The Digital Collegian - Published independently by students at Penn State SCIHEALTH
[ Tuesday, Sept. 12, 2006 ]

Pills prevent fertilization

Collegian Staff Writer

Plan B, an emergency contraceptive known as the morning after pill, is 89 percent effective in preventing unwanted pregnancy, according to its packaging by manufacturer Barr Pharmaceuticals.

Plan B is similar to the birth control pill because it is a progesterone pill. However, it is a larger dose of progesterone to the body at one time than birth control is, JoAnna Moyer, a nurse practitioner for Women's Health Services, said.

GRAPHIC: Justin Colt/Collegian
GRAPHIC: Justin Colt/Collegian

Although Plan B has been proven effective, no one is 100 percent positive about the mechanism of the drug, she said.

"The primary theory is prevention of ovulation," she said.

If the release of an egg is delayed during ovulation, fertilization and pregnancy will not occur, said Shelley Haffner, a nurse manager at University Health Services.

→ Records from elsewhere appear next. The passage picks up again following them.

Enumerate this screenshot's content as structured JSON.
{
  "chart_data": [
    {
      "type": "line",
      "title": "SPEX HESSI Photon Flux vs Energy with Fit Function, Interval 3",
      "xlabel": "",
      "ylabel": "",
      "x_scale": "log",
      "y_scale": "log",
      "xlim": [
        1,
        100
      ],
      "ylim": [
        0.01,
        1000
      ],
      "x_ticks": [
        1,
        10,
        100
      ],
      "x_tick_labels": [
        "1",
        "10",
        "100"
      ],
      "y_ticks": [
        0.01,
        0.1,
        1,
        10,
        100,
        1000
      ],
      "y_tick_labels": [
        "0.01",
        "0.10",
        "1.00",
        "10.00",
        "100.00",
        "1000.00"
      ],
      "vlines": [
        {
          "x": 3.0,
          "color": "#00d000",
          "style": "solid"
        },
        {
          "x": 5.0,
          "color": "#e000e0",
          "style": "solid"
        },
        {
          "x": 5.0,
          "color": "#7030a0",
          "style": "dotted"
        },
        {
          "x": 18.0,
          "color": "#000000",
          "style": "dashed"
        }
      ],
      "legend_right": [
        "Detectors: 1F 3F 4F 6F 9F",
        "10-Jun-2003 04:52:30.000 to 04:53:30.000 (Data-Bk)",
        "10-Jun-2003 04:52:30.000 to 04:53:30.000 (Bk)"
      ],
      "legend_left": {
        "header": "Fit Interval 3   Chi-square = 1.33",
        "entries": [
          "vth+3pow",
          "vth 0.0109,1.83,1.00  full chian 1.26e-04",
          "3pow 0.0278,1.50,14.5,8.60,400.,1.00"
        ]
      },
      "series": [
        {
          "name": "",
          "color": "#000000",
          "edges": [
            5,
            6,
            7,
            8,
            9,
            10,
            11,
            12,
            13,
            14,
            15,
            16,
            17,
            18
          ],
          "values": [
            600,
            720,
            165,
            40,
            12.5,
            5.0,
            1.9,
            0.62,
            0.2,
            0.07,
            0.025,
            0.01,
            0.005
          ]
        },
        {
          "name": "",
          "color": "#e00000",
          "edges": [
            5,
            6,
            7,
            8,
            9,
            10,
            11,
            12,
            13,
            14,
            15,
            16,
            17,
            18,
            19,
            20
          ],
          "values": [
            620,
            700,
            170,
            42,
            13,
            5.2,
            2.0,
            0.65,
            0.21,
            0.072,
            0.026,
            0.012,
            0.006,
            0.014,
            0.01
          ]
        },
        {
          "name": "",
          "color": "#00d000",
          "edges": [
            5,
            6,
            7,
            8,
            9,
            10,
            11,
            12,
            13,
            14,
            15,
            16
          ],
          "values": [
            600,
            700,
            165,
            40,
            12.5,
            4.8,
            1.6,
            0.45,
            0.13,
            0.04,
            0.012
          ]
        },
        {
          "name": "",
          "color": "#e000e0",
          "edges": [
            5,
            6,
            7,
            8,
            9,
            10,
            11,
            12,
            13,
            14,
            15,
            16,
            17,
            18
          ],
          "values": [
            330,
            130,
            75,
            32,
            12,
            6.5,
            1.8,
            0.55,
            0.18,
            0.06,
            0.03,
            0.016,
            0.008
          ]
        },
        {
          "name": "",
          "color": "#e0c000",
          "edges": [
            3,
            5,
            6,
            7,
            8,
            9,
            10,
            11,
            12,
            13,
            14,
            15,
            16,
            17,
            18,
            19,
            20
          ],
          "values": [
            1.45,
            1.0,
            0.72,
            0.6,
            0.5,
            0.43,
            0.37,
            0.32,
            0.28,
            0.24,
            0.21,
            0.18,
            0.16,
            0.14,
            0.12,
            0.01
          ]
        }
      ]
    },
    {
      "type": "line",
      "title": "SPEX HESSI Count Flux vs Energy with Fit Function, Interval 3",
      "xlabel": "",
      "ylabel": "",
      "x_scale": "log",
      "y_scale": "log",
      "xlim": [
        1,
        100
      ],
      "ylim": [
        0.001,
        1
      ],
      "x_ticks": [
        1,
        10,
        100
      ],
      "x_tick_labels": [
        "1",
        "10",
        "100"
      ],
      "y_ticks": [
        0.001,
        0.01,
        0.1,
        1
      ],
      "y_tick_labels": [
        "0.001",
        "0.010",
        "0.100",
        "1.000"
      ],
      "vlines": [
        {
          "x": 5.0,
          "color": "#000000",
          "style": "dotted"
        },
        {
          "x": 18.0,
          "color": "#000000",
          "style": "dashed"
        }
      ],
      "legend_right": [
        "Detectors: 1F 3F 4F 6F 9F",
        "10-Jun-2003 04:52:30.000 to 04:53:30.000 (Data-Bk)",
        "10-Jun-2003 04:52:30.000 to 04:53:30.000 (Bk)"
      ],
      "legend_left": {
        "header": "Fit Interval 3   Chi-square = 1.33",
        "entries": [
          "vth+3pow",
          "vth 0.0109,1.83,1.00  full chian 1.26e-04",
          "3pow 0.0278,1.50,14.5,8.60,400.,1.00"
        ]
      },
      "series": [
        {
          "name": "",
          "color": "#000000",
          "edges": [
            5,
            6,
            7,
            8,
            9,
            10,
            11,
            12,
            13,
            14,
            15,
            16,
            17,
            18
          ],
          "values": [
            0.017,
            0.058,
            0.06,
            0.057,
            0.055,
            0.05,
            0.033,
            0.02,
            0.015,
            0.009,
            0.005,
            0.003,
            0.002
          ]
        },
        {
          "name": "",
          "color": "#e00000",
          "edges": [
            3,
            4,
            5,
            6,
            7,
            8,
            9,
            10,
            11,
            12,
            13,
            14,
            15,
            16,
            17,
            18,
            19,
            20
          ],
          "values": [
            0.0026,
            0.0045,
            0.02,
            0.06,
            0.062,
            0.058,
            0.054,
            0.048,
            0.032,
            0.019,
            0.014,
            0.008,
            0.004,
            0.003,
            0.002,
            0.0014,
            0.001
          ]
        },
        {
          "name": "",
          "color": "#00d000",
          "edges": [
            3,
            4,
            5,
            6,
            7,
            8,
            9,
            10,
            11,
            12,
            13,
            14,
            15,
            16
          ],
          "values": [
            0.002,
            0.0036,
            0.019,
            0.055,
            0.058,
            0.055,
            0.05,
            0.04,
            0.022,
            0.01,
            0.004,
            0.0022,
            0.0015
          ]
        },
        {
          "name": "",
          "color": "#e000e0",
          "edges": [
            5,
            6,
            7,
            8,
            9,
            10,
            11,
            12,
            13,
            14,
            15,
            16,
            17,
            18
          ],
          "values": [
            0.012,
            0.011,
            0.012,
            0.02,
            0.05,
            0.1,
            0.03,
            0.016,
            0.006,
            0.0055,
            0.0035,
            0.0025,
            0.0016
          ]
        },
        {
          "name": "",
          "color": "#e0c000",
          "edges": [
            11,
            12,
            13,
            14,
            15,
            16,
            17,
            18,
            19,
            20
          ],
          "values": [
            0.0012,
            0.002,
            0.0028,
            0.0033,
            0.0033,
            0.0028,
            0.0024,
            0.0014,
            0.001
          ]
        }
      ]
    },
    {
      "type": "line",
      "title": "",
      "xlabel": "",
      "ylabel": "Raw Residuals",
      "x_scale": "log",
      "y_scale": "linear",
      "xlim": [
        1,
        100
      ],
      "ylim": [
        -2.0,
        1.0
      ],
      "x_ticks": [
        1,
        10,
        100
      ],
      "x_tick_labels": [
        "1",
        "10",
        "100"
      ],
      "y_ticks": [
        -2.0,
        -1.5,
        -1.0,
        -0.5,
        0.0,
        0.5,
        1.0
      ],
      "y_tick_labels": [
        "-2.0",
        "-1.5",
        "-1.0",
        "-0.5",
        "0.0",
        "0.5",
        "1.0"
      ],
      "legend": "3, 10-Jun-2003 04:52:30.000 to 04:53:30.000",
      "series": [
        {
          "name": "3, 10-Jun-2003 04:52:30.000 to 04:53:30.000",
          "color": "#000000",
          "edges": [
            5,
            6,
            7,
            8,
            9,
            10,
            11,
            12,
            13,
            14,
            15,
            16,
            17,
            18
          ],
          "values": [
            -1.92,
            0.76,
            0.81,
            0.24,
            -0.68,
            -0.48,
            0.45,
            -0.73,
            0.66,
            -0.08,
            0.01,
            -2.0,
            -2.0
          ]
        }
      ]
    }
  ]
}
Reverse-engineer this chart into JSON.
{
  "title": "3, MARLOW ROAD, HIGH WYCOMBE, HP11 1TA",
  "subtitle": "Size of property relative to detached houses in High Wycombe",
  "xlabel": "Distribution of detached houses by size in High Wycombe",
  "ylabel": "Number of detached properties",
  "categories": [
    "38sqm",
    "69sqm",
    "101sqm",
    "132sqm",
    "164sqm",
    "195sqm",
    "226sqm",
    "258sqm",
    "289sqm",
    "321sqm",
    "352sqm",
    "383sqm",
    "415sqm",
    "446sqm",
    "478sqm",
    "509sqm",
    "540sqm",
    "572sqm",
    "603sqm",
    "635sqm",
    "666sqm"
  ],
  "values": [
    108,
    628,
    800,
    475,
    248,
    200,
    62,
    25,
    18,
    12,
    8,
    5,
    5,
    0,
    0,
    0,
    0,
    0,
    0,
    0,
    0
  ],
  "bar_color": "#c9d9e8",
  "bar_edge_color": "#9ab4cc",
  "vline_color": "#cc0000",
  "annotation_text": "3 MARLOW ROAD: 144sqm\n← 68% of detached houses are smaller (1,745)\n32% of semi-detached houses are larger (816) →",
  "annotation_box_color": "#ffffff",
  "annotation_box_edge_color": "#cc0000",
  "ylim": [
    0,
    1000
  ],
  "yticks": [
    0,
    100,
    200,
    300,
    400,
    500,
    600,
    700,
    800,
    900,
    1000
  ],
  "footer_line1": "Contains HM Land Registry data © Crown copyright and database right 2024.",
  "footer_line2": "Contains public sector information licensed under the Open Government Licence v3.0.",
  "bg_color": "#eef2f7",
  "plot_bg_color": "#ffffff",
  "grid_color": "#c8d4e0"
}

"Progesterone is produced once ovulation occurs," Haffner said. "The high dose of progesterone tricks the body into thinking it has a high level of progesterone and that ovulation recently occurred."

The women's body then delays the release of another egg because of the elevated levels of progesterone, Haffner added.

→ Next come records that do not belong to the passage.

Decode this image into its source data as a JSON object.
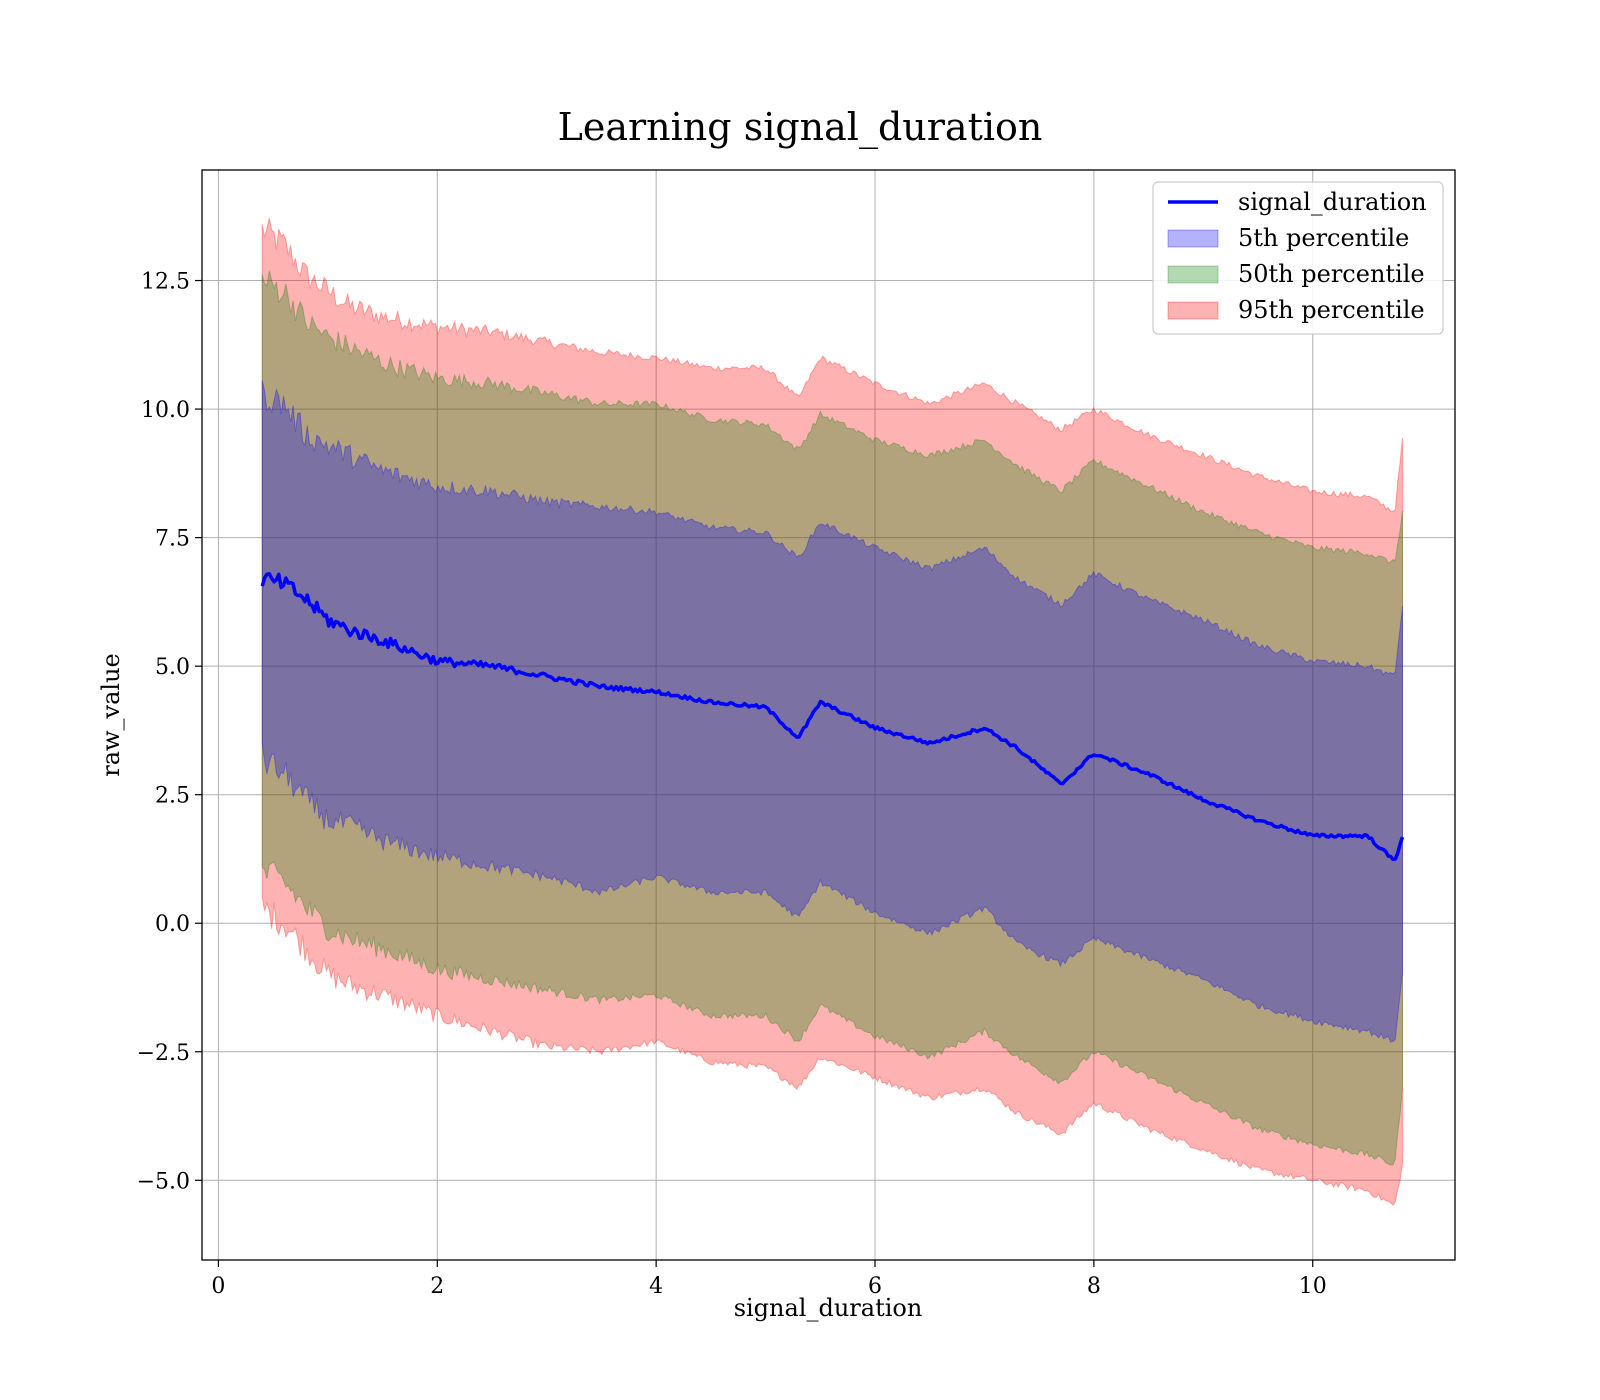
{
  "chart_data": {
    "type": "area",
    "title": "Learning signal_duration",
    "xlabel": "signal_duration",
    "ylabel": "raw_value",
    "xlim": [
      -0.15,
      11.3
    ],
    "ylim": [
      -6.55,
      14.65
    ],
    "x_ticks": [
      0,
      2,
      4,
      6,
      8,
      10
    ],
    "x_tick_labels": [
      "0",
      "2",
      "4",
      "6",
      "8",
      "10"
    ],
    "y_ticks": [
      -5.0,
      -2.5,
      0.0,
      2.5,
      5.0,
      7.5,
      10.0,
      12.5
    ],
    "y_tick_labels": [
      "−5.0",
      "−2.5",
      "0.0",
      "2.5",
      "5.0",
      "7.5",
      "10.0",
      "12.5"
    ],
    "grid": true,
    "legend_position": "top-right",
    "x": [
      0.4,
      0.6,
      0.8,
      1.0,
      1.2,
      1.5,
      2.0,
      2.5,
      3.0,
      3.5,
      4.0,
      4.5,
      5.0,
      5.3,
      5.5,
      6.0,
      6.5,
      7.0,
      7.3,
      7.7,
      8.0,
      8.5,
      9.0,
      9.5,
      10.0,
      10.5,
      10.75,
      10.82
    ],
    "series": [
      {
        "name": "signal_duration",
        "kind": "line",
        "color": "#0000ff",
        "values": [
          6.7,
          6.6,
          6.3,
          5.9,
          5.7,
          5.5,
          5.1,
          5.0,
          4.8,
          4.6,
          4.5,
          4.3,
          4.2,
          3.6,
          4.3,
          3.8,
          3.5,
          3.8,
          3.4,
          2.7,
          3.3,
          2.9,
          2.4,
          2.0,
          1.7,
          1.7,
          1.2,
          1.7
        ]
      },
      {
        "name": "5th percentile",
        "kind": "band",
        "color": "#0000ff",
        "lower": [
          3.2,
          2.9,
          2.4,
          2.0,
          1.9,
          1.6,
          1.3,
          1.1,
          0.9,
          0.6,
          0.9,
          0.6,
          0.6,
          0.1,
          0.8,
          0.2,
          -0.2,
          0.3,
          -0.4,
          -0.8,
          -0.3,
          -0.7,
          -1.1,
          -1.6,
          -1.9,
          -2.1,
          -2.3,
          -1.0
        ],
        "upper": [
          10.3,
          10.1,
          9.5,
          9.3,
          9.1,
          8.8,
          8.5,
          8.4,
          8.2,
          8.1,
          8.0,
          7.7,
          7.6,
          7.1,
          7.8,
          7.3,
          6.9,
          7.3,
          6.7,
          6.2,
          6.8,
          6.3,
          5.9,
          5.4,
          5.1,
          5.0,
          4.8,
          6.2
        ]
      },
      {
        "name": "50th percentile",
        "kind": "band",
        "color": "#008000",
        "lower": [
          1.0,
          0.8,
          0.3,
          -0.1,
          -0.3,
          -0.5,
          -0.9,
          -1.1,
          -1.3,
          -1.5,
          -1.4,
          -1.8,
          -1.8,
          -2.3,
          -1.6,
          -2.2,
          -2.6,
          -2.1,
          -2.6,
          -3.1,
          -2.5,
          -3.0,
          -3.5,
          -4.0,
          -4.3,
          -4.5,
          -4.7,
          -3.2
        ],
        "upper": [
          12.5,
          12.3,
          11.7,
          11.4,
          11.2,
          10.9,
          10.6,
          10.5,
          10.3,
          10.1,
          10.1,
          9.8,
          9.7,
          9.2,
          9.9,
          9.4,
          9.1,
          9.4,
          8.9,
          8.4,
          9.0,
          8.5,
          8.0,
          7.6,
          7.3,
          7.2,
          7.0,
          8.0
        ]
      },
      {
        "name": "95th percentile",
        "kind": "band",
        "color": "#ff0000",
        "lower": [
          0.3,
          0.0,
          -0.5,
          -1.0,
          -1.2,
          -1.4,
          -1.8,
          -2.1,
          -2.4,
          -2.5,
          -2.3,
          -2.7,
          -2.8,
          -3.2,
          -2.6,
          -3.0,
          -3.4,
          -3.2,
          -3.7,
          -4.1,
          -3.5,
          -4.0,
          -4.4,
          -4.8,
          -5.0,
          -5.2,
          -5.5,
          -4.7
        ],
        "upper": [
          13.5,
          13.2,
          12.6,
          12.3,
          12.0,
          11.8,
          11.6,
          11.5,
          11.3,
          11.1,
          11.0,
          10.8,
          10.8,
          10.2,
          11.0,
          10.5,
          10.1,
          10.5,
          10.1,
          9.6,
          10.0,
          9.5,
          9.1,
          8.7,
          8.4,
          8.3,
          8.0,
          9.4
        ]
      }
    ]
  }
}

In normal fertilization, an egg is released from the ovary and fertilized in the fallopian tubes, Moyer said. It then travels into the uterus, where the lining of the uterus prepares for implantation, she said.

If an egg has already been released and is fertilized in the fallopian tubes, Plan B can disrupt the cells lining the uterus, preventing implantation of the fertilized egg, she said.

Although some people believe Plan B to be an abortion pill, she said she believes it is not.

"If a pregnant woman takes Plan B, nothing will happen to her pregnancy," Moyer said.

An abortion pill interrupts and terminates an already established pregnancy, but Plan B prevents the pregnancy, she said.

A pregnancy cannot be detected in the first few days of fertilization, she added.

Plan B consists of two pills that she advises to take at the same time, despite the packaging stating 12 hours between pills.

"Sometimes people aren't compliant with the second dose, and taking two at once eliminates worrying," she said.

She said she is only aware of one side effect: nausea.

Plan B has been proven to be very effective, she said.

"If women in their second or third week of a cycle [have unprotected sex], eight out of 100 would become pregnant," she said. "But if all 100 took Plan B, only two would become pregnant."